The Government Pension Investment Fund (GPIF) of Japan, which manages investments worth roughly 160 trillion yen, began using the ESG Index for investment about a year ago, and summarized the results in the ESG Utilization Report issued in August. While the FY2017 rate of return for its three indexes was below TOPIX performance, short-term returns were not perceived as a problem because ESG-sensitive investment is considered long-term. In fact, results showed that Japanese companies are making steady progress implementing ESG initiatives.

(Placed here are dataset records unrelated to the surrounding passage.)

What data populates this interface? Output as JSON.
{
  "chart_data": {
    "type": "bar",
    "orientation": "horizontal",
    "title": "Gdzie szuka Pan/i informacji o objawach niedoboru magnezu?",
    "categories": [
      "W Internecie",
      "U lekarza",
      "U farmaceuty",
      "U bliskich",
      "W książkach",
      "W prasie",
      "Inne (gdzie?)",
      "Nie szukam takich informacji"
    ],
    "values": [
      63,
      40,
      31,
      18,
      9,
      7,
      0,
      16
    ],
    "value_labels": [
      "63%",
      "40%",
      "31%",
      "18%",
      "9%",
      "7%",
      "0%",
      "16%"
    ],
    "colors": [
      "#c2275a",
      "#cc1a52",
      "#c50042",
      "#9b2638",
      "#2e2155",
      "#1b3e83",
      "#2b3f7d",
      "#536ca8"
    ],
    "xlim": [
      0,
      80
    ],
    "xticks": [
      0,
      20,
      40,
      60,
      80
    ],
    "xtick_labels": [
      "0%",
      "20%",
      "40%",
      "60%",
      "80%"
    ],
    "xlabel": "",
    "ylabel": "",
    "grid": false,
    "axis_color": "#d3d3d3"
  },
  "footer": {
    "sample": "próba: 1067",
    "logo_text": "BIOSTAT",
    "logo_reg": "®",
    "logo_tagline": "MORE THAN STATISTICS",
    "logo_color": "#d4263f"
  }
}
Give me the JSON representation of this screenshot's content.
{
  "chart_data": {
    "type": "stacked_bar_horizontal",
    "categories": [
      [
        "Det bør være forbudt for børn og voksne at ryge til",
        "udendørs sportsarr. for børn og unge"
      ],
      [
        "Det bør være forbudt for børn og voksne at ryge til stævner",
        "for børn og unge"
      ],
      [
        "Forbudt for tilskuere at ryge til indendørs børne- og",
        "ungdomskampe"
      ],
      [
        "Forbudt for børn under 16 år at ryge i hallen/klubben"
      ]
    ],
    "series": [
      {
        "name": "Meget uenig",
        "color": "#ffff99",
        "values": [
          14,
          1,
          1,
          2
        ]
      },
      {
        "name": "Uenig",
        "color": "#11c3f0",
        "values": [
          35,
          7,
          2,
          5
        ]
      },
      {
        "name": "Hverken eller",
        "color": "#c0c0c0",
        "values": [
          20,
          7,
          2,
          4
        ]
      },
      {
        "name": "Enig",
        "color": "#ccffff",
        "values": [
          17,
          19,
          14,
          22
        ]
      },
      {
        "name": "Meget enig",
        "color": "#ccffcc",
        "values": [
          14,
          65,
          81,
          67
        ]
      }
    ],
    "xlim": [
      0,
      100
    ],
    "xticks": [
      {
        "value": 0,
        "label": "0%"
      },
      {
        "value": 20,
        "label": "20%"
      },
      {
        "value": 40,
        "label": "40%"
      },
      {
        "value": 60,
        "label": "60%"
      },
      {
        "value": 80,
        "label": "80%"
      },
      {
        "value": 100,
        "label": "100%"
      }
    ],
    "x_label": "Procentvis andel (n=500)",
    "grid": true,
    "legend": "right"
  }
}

The three indexes are the FTSE Russell's Blossom Japan Index for Japanese firms with strong ESG practices, the MSCI Japan ESG Select Leaders Index, and the MSCI Japan Empowering Women Index (WIN) covering firms advancing fuller participation by women. The indexes include 155, 251 and 215 companies, respectively.
ESG evaluation by the FTSE shows that while the average score for Japanese stocks held by GPIF in March 2017 was only 2.44 on a 5-point scale, it had risen to 2.62 as of March 2018. The GPIF report ascribes this to wider appreciation of ESG evaluations by Japanese firms.
Over 30% of board of directors women in some companies
There are also signs of improvement in empowerment of women. MSCI’s ESG evaluation showed an improvement from 25% to 28% in a year for percentage of new hires who were women. In some companies, including Lawson, Inc., Astellas Pharma Inc., and Shiseido Co., Ltd., more than 30% of board of directors are women.
The companies comprising the indexes were revised in May–June 2018. The Select Leaders Index saw 12 firms replaced, but Seiichiro Uchi, managing director of MSCI Japan, points out “The key factor in dropping the firms was a decline in market value, not in ESG performance.” Rakuten, Inc. showed an impressive gain in ESG performance, jumping two ranks from BB in 2017 to A. In addition to strengthening protection for personal information, the firm also developed company-wide policy, enhanced in-house training, and expanded encryption application.
The FTSE reviews ESG performance indexes regularly, and from last year has added indexes based on Task Force on Climate-related Financial Disclosures (TCFD) recommendations on climate change, reviewing how Japanese companies anlyze the effects of climate change on management. It further promotes ESG awareness among Japanese companies.
Between them, the three GPIF ESG indexes represent about 1.5 trillion yen of investment. In September 2018 the GPIF announced that it started to include the S&P Carbon Efficient Index as a global environment index representing 1.2 trillion yen of investment. As the impact of these indexes is felt, efforts by Japanese corporations are expected to further accelerate.